A mano derecha, se oyó el retumbar de otra explosión. Me encogí y Gav se inclinó hacia delante para mirar por el parabrisas.

—Creo que es un helicóptero militar —dijo—. Nos están bombardeando. ¡Los cabrones del Ejército nos están bombardeando! ¡Como si no nos hubieran jodido ya lo bastante!

Unas lágrimas que no había notado que se formaran empezaron a rodarme por las mejillas. Me enjugué los ojos e intenté respirar normalmente. Entonces una idea aterradora me atravesó la cabeza como una descarga eléctrica.

—La vacuna —dije—. ¿Y si bombardean el centro de investigación?

—Esperemos que no —contestó Gav—. Tenemos que ir al puerto y largarnos de aquí, como ha dicho el tipo de la barca. Estoy bastante seguro de que ya no hace falta que avisemos a los del pueblo de que pasa algo. Volveremos en cuanto el helicóptero se haya largado.

—¡No! —grité—. No podemos irnos sin esas muestras. Si las perdemos…

Si las perdíamos, era posible que con ello se evaporara también la única posibilidad que teníamos de derrotar el virus, de recuperar el mundo tal como había sido antes.

—Kae… —empezó a decir Gav.

—Por favor —dije—. Tenemos que ir a buscarlas. ¡Si no me llevas tú, saltaré del coche e iré corriendo!

Lo decía en serio. Gav debió de darse cuenta, pues soltó un taco entre dientes y, al llegar al siguiente cruce, giró hacia el centro de investigación en lugar de hacia el puerto. Ya habíamos dejado atrás el hospital. El cuatro por cuatro tomó una cuesta abajo y, en aquel momento, el suelo tembló con una tercera explosión. Comprobé que llevaba las llaves en el bolsillo del abrigo.

El centro de investigación seguía de una pieza cuando llegamos. El coche derrapó y yo bajé de un salto. Gav dejó el motor en marcha y corrí hacia la puerta a través de la nieve.

Hurgué el cerrojo con la llave y, con delicadeza, abrí la puerta. Las botas me resbalaron sobre el suelo liso. La nevera portátil y el resto de las provisiones estaban donde las había dejado.
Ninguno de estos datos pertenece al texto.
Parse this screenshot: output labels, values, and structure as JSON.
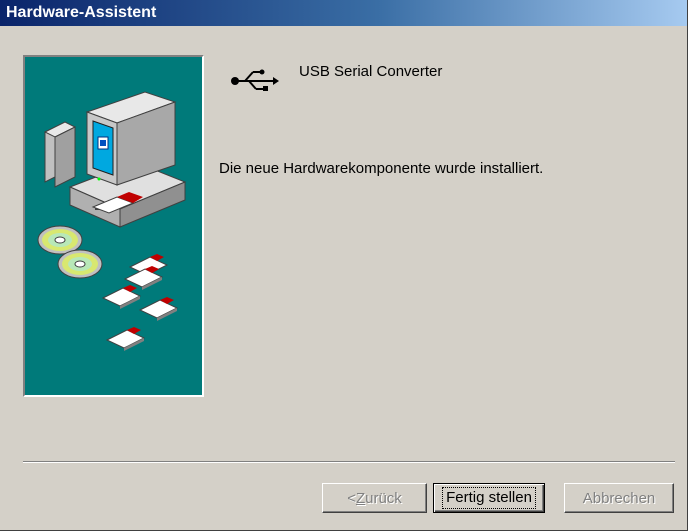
{
  "window": {
    "title": "Hardware-Assistent"
  },
  "content": {
    "device_icon": "usb-icon",
    "device_name": "USB Serial Converter",
    "message": "Die neue Hardwarekomponente wurde installiert."
  },
  "buttons": {
    "back_prefix": "< ",
    "back_mnemonic": "Z",
    "back_rest": "urück",
    "finish_label": "Fertig stellen",
    "cancel_label": "Abbrechen"
  },
  "colors": {
    "titlebar_start": "#0a246a",
    "titlebar_end": "#a6caf0",
    "panel_bg": "#d4d0c8",
    "wizard_bg": "#007a7a"
  }
}
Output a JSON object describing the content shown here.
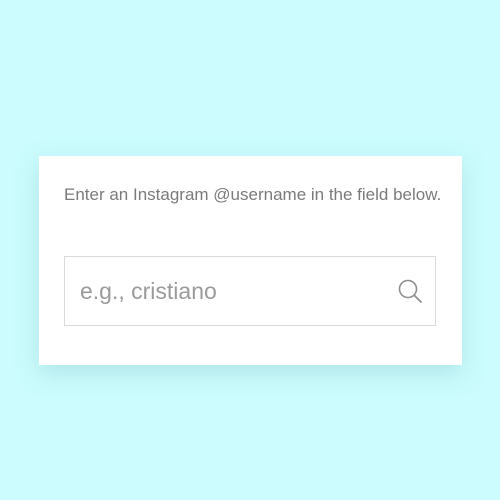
{
  "form": {
    "instructions": "Enter an Instagram @username in the field below.",
    "search": {
      "value": "",
      "placeholder": "e.g., cristiano",
      "icon": "search-icon"
    }
  },
  "colors": {
    "background": "#ccfcfd",
    "card": "#ffffff",
    "text": "#7b7b7b",
    "placeholder": "#9a9a9a",
    "border": "#dadada"
  }
}
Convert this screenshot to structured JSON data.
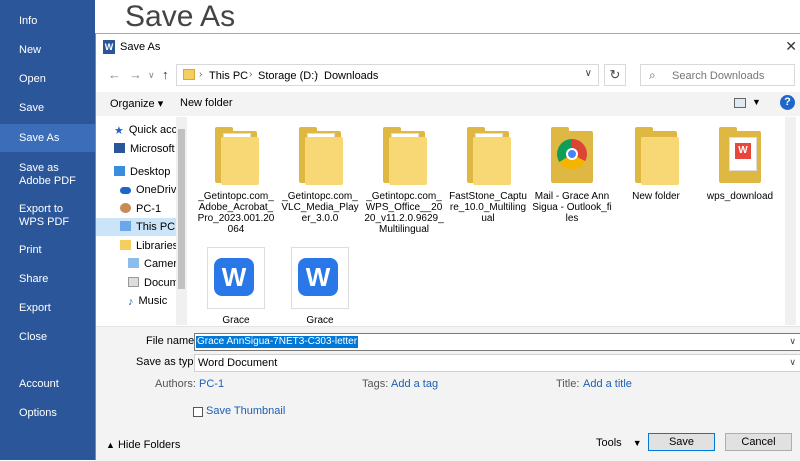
{
  "backstage": {
    "items": [
      {
        "label": "Info"
      },
      {
        "label": "New"
      },
      {
        "label": "Open"
      },
      {
        "label": "Save"
      },
      {
        "label": "Save As"
      },
      {
        "label": "Save as Adobe PDF"
      },
      {
        "label": "Export to WPS PDF"
      },
      {
        "label": "Print"
      },
      {
        "label": "Share"
      },
      {
        "label": "Export"
      },
      {
        "label": "Close"
      },
      {
        "label": "Account"
      },
      {
        "label": "Options"
      }
    ],
    "page_title": "Save As",
    "accent": "#2b579a"
  },
  "dialog": {
    "title": "Save As",
    "title_icon": "W",
    "close_glyph": "✕",
    "breadcrumbs": [
      "This PC",
      "Storage (D:)",
      "Downloads"
    ],
    "search_placeholder": "Search Downloads",
    "toolbar": {
      "organize": "Organize ▾",
      "new_folder": "New folder",
      "help": "?"
    },
    "nav_items": [
      {
        "label": "Quick access",
        "icon": "star-icon"
      },
      {
        "label": "Microsoft Word",
        "icon": "word-icon"
      },
      {
        "label": "Desktop",
        "icon": "desktop-icon"
      },
      {
        "label": "OneDrive",
        "icon": "cloud-icon"
      },
      {
        "label": "PC-1",
        "icon": "user-icon"
      },
      {
        "label": "This PC",
        "icon": "computer-icon"
      },
      {
        "label": "Libraries",
        "icon": "library-icon"
      },
      {
        "label": "Camera Roll",
        "icon": "folder-icon"
      },
      {
        "label": "Documents",
        "icon": "folder-icon"
      },
      {
        "label": "Music",
        "icon": "music-icon"
      }
    ],
    "files": [
      {
        "label": "_Getintopc.com_Adobe_Acrobat_Pro_2023.001.20064",
        "kind": "folder"
      },
      {
        "label": "_Getintopc.com_VLC_Media_Player_3.0.0",
        "kind": "folder"
      },
      {
        "label": "_Getintopc.com_WPS_Office__2020_v11.2.0.9629_Multilingual",
        "kind": "folder"
      },
      {
        "label": "FastStone_Capture_10.0_Multilingual",
        "kind": "folder"
      },
      {
        "label": "Mail - Grace Ann Sigua - Outlook_files",
        "kind": "folder"
      },
      {
        "label": "New folder",
        "kind": "folder"
      },
      {
        "label": "wps_download",
        "kind": "folder"
      },
      {
        "label": "Grace",
        "kind": "doc"
      },
      {
        "label": "Grace",
        "kind": "doc"
      }
    ],
    "form": {
      "file_name_label": "File name:",
      "file_name_value": "Grace AnnSigua-7NET3-C303-letter",
      "save_as_type_label": "Save as type:",
      "save_as_type_value": "Word Document",
      "authors_label": "Authors:",
      "authors_value": "PC-1",
      "tags_label": "Tags:",
      "tags_value": "Add a tag",
      "title_label": "Title:",
      "title_value": "Add a title",
      "save_thumbnail_label": "Save Thumbnail",
      "hide_folders": "Hide Folders",
      "tools": "Tools",
      "save_button": "Save",
      "cancel_button": "Cancel"
    }
  }
}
Metí los frasquitos con las muestras y las compresas heladas del congelador en la nevera portátil, y coloqué el resto encima para asegurarme de que no me dejaba nada.

Cuando volví a salir, vi una columna de humo que se elevaba desde detrás de los árboles, tan densa que parecía como si toda la ciudad estuviera ardiendo. «El hospital no, por favor», pensé, y volví a meterme en el coche.
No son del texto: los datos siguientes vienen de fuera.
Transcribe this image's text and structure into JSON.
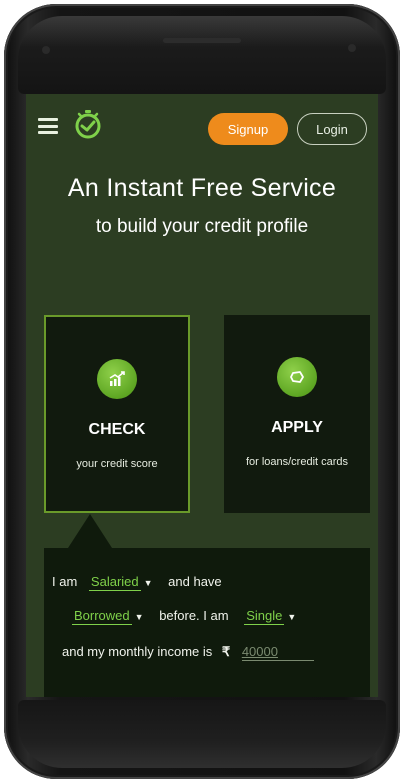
{
  "header": {
    "signup_label": "Signup",
    "login_label": "Login"
  },
  "hero": {
    "title": "An Instant Free Service",
    "subtitle": "to build your credit profile"
  },
  "cards": [
    {
      "title": "CHECK",
      "subtitle": "your credit score",
      "icon": "chart-icon"
    },
    {
      "title": "APPLY",
      "subtitle": "for loans/credit cards",
      "icon": "apply-icon"
    }
  ],
  "form": {
    "t1": "I am",
    "employment": "Salaried",
    "t2": "and have",
    "credit_history": "Borrowed",
    "t3": "before. I am",
    "marital": "Single",
    "t4": "and my monthly income is",
    "currency": "₹",
    "income_placeholder": "40000"
  },
  "colors": {
    "screen_bg": "#2c3d22",
    "card_bg": "#111a0e",
    "accent_orange": "#ee8b1c",
    "accent_green": "#7fd14a",
    "selected_border": "#6a9a2a"
  }
}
Pasé todo el trayecto hasta el puerto abrazada a la nevera, con los ojos cerrados. El acre olor a quemado me llenaba la nariz. El helicóptero volvió a pasar retumbando por encima de nosotros; me estremecí y me aferré a la nevera aún con más fuerza. Era incapaz de decir si el estruendo que oíamos correspondía a bombas, a edificios que se derrumbaban o a algo que no podía ni imaginarme. Gav respiraba pesadamente mientras conducía el coche de un lado a otro de la calle.

Cuando llegamos, el coche de Tessa estaba ya junto al puerto. Aparcamos junto a este y bajé trastabillando, con la neverita entre las manos. La lancha oscilaba con las olas, al final de uno de los muelles. Meredith y los otros ya nos esperaban dentro. Gav y yo cruzamos el muelle corriendo; notaba su mano en la espalda. Tessa me cogió la nevera y nos ayudó a subir a bordo.

—Quería marcharse sin vosotros —dijo Meredith, sollozando, y le dirigió una mirada asesina al piloto—. Le hemos dicho que, si lo intentaba, lo tirábamos de la lancha.

El piloto (nuestro salvador) estaba demasiado ocupado rastreando el cielo como para sentirse culpable.

—Bueno, ahora sí que nos vamos —anunció, aferrándose al timón—. Antes de que nos vean.

—Pero seguro que otras personas del pueblo acudirán al puerto para intentar marcharse —protesté—. El resto de las barcas están destrozadas, tenemos que esperar por si…

—No —me cortó el hombre—. Bastante suerte hemos tenido de que no nos hayan matado ya.

Entonces hizo girar el timón y la barca se alejó del muelle. Mientras nos dirigíamos a toda velocidad hacia el continente, me volví hacia la isla. El pueblo donde había pasado la mayor parte de mi vida titilaba entre el humo y las llamas, cada vez más pequeño, mientras el espacio que nos separaba de la isla se iba ensanchando.